Vince Vercillo is a direct beneficiary of Lawler’s mentoring. Vercillo came to Cherry Grove Farm as an intern, and he is now the assistant cheese maker. Vercillo himself is described by Simon as living “truly sustainably so he doesn’t have to spend a lot of money.”
“Deep down it is necessary to remind people this is a good way to farm,” she said. “Sustainability and balance are necessary. We are here to reconnect people to the food source and to the land.” They do this through farm-to-table dinners, farm tours, and other programs to earn money and raise awareness in the community.
“Farm dinners are a way to bring together food lovers and local chefs in a beautiful pastoral setting. These dinners are a whole new way to enjoy the farm,” Simon said.
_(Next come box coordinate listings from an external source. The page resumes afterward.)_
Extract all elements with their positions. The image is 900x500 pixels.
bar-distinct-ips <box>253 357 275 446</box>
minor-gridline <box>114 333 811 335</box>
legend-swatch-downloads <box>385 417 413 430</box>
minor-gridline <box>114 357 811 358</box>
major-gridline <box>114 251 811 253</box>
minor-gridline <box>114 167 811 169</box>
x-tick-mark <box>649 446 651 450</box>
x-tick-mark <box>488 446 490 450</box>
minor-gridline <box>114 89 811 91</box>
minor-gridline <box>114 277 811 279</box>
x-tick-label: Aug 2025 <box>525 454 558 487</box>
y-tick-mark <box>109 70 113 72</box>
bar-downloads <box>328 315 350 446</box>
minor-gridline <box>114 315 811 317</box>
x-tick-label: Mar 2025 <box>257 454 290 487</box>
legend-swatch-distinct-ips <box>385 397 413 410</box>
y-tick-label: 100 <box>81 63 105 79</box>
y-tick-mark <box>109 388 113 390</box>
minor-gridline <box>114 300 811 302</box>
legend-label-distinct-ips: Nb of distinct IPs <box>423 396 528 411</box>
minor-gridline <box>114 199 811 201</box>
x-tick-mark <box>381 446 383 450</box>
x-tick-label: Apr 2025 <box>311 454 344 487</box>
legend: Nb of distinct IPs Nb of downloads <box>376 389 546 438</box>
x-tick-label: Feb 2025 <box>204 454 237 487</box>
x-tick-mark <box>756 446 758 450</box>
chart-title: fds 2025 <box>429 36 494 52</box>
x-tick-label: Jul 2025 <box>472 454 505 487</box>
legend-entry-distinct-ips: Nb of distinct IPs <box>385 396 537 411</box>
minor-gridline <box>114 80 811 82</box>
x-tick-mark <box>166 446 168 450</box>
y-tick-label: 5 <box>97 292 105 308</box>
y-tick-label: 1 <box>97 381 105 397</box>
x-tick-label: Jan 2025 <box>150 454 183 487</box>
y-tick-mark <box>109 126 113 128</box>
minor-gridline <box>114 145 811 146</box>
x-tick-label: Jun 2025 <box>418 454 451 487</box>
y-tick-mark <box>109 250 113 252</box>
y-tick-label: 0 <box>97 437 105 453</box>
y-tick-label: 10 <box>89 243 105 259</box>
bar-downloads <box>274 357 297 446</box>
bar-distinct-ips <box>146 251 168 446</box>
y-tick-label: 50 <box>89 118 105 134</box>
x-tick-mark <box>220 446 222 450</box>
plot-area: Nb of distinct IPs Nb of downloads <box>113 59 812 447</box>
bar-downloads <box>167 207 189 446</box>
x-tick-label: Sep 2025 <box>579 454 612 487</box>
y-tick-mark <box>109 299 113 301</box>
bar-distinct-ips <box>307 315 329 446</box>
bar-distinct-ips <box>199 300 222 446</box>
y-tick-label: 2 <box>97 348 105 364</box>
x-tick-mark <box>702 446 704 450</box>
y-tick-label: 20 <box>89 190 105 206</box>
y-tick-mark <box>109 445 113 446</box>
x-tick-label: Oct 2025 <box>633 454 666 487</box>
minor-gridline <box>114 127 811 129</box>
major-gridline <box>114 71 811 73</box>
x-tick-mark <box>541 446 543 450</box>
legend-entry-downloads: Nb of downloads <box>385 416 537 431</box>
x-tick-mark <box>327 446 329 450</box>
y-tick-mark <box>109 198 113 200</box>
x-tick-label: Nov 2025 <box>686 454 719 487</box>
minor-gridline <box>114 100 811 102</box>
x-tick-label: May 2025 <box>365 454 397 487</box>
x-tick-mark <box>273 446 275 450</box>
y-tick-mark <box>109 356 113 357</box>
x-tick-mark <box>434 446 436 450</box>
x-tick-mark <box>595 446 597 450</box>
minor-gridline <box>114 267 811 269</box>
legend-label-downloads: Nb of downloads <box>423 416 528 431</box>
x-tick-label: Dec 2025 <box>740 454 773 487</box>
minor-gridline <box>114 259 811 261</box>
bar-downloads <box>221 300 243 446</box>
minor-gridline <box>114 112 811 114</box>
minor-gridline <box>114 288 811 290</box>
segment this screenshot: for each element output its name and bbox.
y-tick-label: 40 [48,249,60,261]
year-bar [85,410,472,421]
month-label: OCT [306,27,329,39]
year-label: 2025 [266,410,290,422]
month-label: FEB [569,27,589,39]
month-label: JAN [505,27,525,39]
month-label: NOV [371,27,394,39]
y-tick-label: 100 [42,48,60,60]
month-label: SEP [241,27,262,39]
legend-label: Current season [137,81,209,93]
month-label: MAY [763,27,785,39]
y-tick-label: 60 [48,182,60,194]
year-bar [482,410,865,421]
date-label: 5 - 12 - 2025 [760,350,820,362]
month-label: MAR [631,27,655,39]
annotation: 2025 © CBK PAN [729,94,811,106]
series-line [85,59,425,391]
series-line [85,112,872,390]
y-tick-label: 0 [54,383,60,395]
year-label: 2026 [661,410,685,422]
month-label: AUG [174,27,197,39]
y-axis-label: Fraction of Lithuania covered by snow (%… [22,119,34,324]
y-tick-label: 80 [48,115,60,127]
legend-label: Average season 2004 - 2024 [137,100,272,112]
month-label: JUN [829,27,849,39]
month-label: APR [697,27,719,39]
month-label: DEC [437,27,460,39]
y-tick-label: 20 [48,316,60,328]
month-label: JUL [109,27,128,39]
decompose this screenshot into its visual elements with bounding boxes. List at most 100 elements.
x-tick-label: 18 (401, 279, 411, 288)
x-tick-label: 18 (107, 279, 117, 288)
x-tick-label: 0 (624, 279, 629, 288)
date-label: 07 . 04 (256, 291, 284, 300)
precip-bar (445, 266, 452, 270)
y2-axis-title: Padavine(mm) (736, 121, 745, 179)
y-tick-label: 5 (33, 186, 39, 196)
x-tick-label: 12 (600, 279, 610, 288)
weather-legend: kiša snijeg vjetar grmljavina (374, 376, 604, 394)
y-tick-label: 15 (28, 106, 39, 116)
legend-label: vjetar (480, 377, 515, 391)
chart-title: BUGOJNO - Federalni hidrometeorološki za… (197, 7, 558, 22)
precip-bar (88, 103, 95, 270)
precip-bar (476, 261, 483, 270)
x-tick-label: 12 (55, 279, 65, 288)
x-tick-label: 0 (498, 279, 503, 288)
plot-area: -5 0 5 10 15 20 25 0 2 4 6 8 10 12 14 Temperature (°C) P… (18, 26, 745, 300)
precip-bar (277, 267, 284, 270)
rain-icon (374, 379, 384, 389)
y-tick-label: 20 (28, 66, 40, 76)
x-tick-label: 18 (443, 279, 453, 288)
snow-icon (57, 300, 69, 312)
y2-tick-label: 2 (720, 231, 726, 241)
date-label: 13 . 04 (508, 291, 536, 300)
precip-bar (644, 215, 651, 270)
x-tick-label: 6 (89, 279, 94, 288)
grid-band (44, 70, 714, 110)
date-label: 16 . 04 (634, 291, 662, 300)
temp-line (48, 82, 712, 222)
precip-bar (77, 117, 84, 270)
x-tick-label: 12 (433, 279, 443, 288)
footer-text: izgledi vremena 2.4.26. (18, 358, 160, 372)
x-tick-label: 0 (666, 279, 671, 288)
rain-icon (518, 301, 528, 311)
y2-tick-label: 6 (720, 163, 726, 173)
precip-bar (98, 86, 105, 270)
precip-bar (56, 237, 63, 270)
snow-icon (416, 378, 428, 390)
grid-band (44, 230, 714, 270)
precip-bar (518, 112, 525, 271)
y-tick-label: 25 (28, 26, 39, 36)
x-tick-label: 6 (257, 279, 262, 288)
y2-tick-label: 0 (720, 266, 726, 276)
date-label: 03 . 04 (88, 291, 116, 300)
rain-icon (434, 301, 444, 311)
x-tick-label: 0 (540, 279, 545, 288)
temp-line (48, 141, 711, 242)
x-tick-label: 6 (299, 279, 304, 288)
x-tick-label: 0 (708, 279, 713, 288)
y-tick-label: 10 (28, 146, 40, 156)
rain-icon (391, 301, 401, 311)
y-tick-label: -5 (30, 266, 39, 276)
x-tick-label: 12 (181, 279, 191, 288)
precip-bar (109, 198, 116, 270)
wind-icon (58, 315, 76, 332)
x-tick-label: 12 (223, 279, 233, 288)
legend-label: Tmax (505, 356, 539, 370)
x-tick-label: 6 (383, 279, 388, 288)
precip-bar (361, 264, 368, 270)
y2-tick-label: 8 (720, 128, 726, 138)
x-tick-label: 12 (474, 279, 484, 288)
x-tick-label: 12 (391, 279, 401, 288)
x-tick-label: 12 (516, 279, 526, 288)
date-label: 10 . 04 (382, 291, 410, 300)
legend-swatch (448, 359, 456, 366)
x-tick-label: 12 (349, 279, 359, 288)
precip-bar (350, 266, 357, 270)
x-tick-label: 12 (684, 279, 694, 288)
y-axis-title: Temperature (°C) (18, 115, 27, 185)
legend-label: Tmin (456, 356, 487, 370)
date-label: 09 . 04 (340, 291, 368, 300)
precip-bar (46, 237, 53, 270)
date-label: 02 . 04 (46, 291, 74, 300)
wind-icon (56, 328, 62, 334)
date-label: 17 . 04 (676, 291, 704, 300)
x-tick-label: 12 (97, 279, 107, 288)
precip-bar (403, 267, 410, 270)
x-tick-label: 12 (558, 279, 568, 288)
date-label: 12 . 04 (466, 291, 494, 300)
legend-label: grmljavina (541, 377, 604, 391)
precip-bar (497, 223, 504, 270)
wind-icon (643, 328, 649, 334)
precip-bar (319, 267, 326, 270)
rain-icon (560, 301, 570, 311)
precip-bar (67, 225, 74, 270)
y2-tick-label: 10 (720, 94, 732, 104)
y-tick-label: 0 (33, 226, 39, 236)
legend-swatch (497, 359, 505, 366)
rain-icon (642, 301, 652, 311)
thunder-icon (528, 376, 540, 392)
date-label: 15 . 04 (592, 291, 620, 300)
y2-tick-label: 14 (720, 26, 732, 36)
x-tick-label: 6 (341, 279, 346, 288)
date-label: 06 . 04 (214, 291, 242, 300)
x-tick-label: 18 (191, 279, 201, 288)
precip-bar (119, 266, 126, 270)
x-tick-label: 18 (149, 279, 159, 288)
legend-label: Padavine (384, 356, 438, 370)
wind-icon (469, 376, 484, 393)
Other ways to enjoy the farm includes participating in their homesteading series. “It started with cheesemaking,” said Tamara Christians, Cherry Grove’s education coordinator. They added fall forage in the fall. “We are expanding to salt preserve in the fall and DYI cleansers and a preserving series.”
On Saturday, May 28, the farm is offering Spring Forage with Ben Walmer, a chef and architect who will lead the group on a walk deep into Cherry Grove Farm to locate wild edibles and describe innovative ways to use the bounty.
Recognizing the growing trend of people raising chickens in their backyard, Shaloo will be teaching a class on May 15 on how to deal with roosters and how to turn aging chickens into dinner. Cost is $40 to observe and $50 if you bring your own chicken. Due to the topic, no children under 8 may attend, and teens and children under 16 must have a parent with them.
Building off of their popular school group tours, once a month the farm will be open for themed guided tours. Most events will be held in the afternoon, however in August and September there will be a sunset tour and a full moon tour, respectively.
“The moonlit tour is at a time we don’t normally let people on the farm,” Christians said.
“That’s what is nice about the farm tours — you go behind the common area,” Simon said. They have about 300 acres on the one side, and another 200 acres on the upper side for a total of 480 acres. There is a lot of land people don’t normally see.” Group tours are still available by request for $200. Reservations can be made online.
“A farm is a living, breathing thing that never stops,” Christians said.
“You never know what is going to happen. The pigs may escape. The guinea hens roam all over the place,” Simon said.
For example, she said, in April the bull was on the other side of the creek for the first time, and as a precaution they closed that part of the trail to visitors. Even though the bull’s temperament can be described as docile, “he is still a bull.”
Dabbs, who lives on the farm, is an early riser who milks the cows at 3 a.m. every day and then again in the afternoon. He treats animals homeopathically as a first line of defense, but sometimes the vet needs to be called.
Shaloo, meanwhile, is on duty 24/7 during lambing season to make sure all of the births happen safely.
“It is a balancing act because farm work is never-ending,” Simon said.
Cherry Grove Farm, Lawrenceville Road (Rt. 206 N.). Store: (609) 219-0053, Office: (609) 895-1502. Web: cherrygrovefarm.com. Hours vary by season. From April 1 through May 31, 10 a.m. to 5 p.m., seven days a week; June 1 through Jan 1, 10 a.m. to 5 p.m., Sunday to Wednesday, and 10 a.m. to 6 p.m., Thursday through Saturday; January through April, 10 a.m. to 5 p.m., closed Tuesdays.
The farm’s high-end cheeses can be purchased in their farm store, and are also sold through Zone 7, a local wholesale distributor, to restaurants and local food vendors.